Why You Should’nt Register at the NIR, part 4

April 9th, 2006
Alarm over shopping radio tags

David Reid
By David Reid
Click reporter


RFID tag

RFID technology broadcasts information to electronic readers

Supermarkets have already brought everything under the sun under one roof, and along the way been accused of denuding the High Street of butcher, baker and candlestick-maker.

Now they are introducing a new technology that some say threatens a fundamental invasion of our privacy.

We are all familiar with barcodes, those product fingerprints that save cashiers the bother of keying in the code number of everything we buy.

Now, meet their replacement: the RFID tag, or radio frequency ID tag.

These smart labels consist of a tiny chip surrounded by a coiled antenna.

Good tracking

While barcodes need to be manually scanned, RFID simply broadcasts its presence and data to electronic readers.

It means the computer networks of companies can track the position and progress of billions of products on rail, road, sea and shelf.

Vint Cerf
You start to ask yourself: ‘who has the ability to read the chips and what do they do with the information?’
Vint Cerf, internet pioneer

Albrecht Von Truchsess, from the German supermarket chain Metro Group, which uses this technology, says: “RFID really brings a revolution to everything that is transported from one point to the other, and in the future you will have it really on everything.

“That means that we don’t have to do anything while the goods are on the way from the production site to our stores.
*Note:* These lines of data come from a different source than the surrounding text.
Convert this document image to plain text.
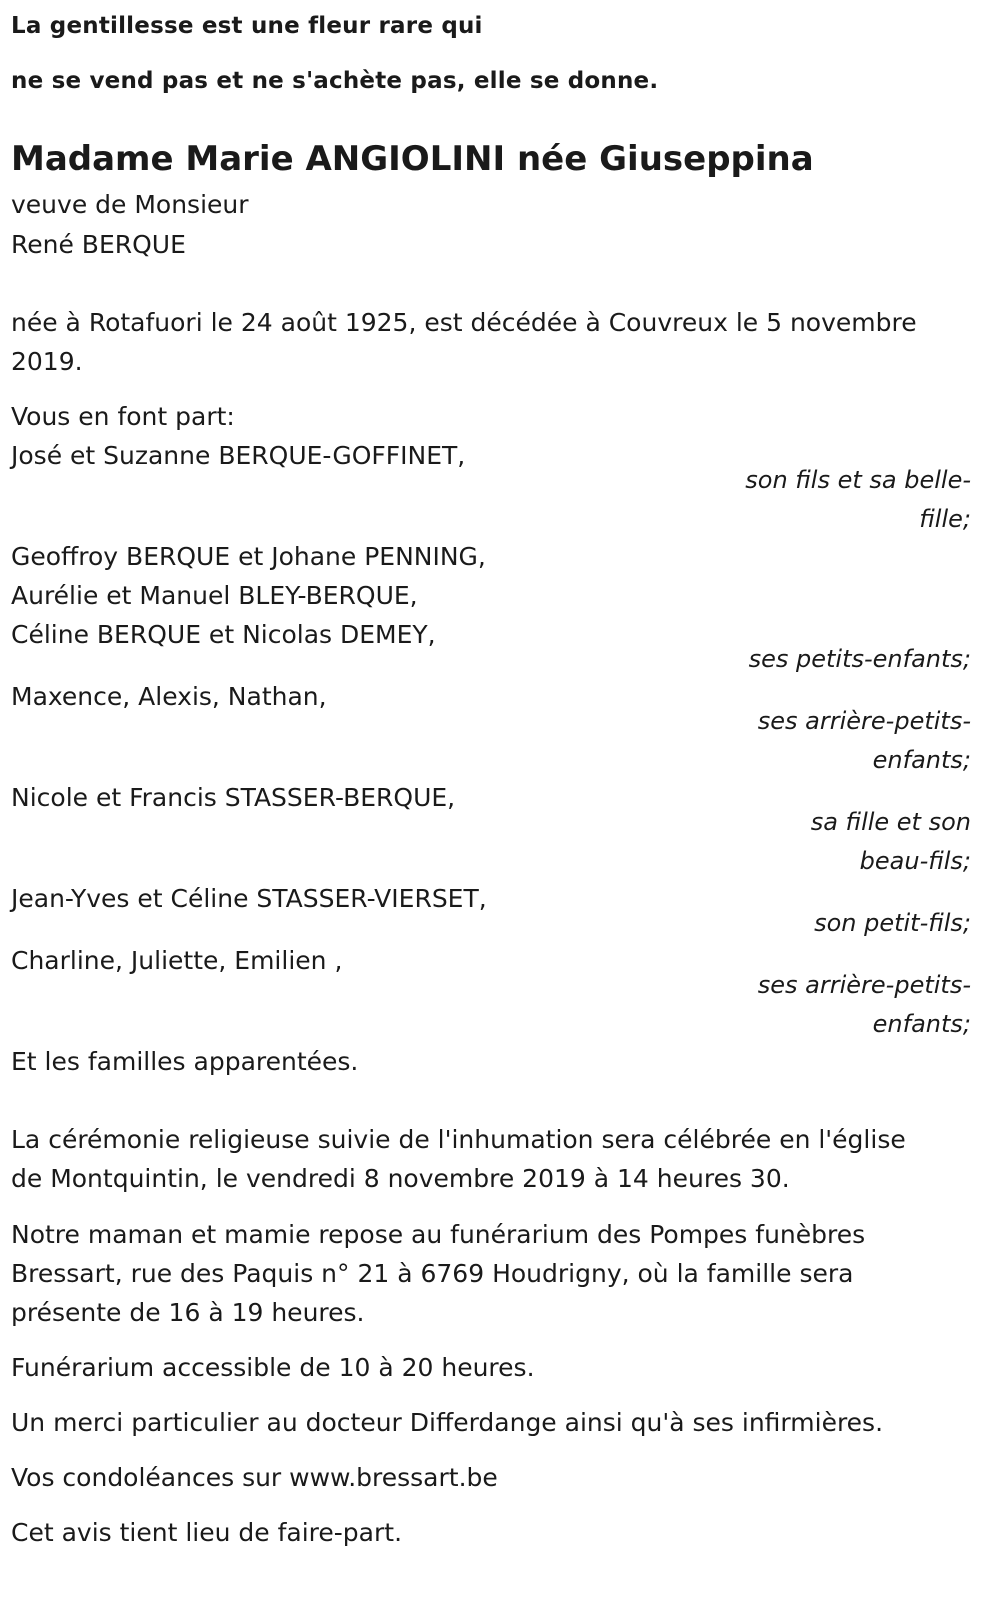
La gentillesse est une fleur rare qui
ne se vend pas et ne s'achète pas, elle se donne.
Madame Marie ANGIOLINI née Giuseppina
veuve de Monsieur
René BERQUE
née à Rotafuori le 24 août 1925, est décédée à Couvreux le 5 novembre
2019.
Vous en font part:
José et Suzanne BERQUE-GOFFINET,
son fils et sa belle-
fille;
Geoffroy BERQUE et Johane PENNING,
Aurélie et Manuel BLEY-BERQUE,
Céline BERQUE et Nicolas DEMEY,
ses petits-enfants;
Maxence, Alexis, Nathan,
ses arrière-petits-
enfants;
Nicole et Francis STASSER-BERQUE,
sa fille et son
beau-fils;
Jean-Yves et Céline STASSER-VIERSET,
son petit-fils;
Charline, Juliette, Emilien ,
ses arrière-petits-
enfants;
Et les familles apparentées.
La cérémonie religieuse suivie de l'inhumation sera célébrée en l'église
de Montquintin, le vendredi 8 novembre 2019 à 14 heures 30.
Notre maman et mamie repose au funérarium des Pompes funèbres
Bressart, rue des Paquis n° 21 à 6769 Houdrigny, où la famille sera
présente de 16 à 19 heures.
Funérarium accessible de 10 à 20 heures.
Un merci particulier au docteur Differdange ainsi qu'à ses infirmières.
Vos condoléances sur www.bressart.be
Cet avis tient lieu de faire-part.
It is just done automatically.”

For all the benefits the technology promises, the roll-out of RFID is in danger of being derailed by the public’s perception of it.

A Christian author in the US, for example, has just published a book claiming RFID will evolve into the mark of the beast featured in Revelation and presage the end of the world.
[…]

http://news.bbc.co.uk/1/hi/programmes/click_online/4886598.stm 


David Reid is a total dingbat.

What he has completely missed is that combined with the NIR, when you throw away that beer can with an RFID tag on it, someone can know that it was you that left the beer can in the street. Of course, it was not YOU that left it in the street, because as a BLOGDIAL reader, you do not litter; but if the garbage bag being used to transport your refuse to the tip splits, and then drops your garbage in the street, you will be fined, and will have to prove that it was not you that did the littering.
These systems are infinitely more dangerous when a national ID card is in place. You might say that, “I wont have to show my card unless I am buying alcohol or cigarrettes, so RFID cant track my purchase of bread”. This is an incorrect assessment. If you pay by credit card and have your identity checked with the NIR, your number will be connected to every item that you purchased, and its unique RFID tag serial number.

All of these stories relate directly to ID cards and the NIR. To leave them out of the picture in an article like this is simply wrong, especially when you are discussing the privacy aspects of this technology.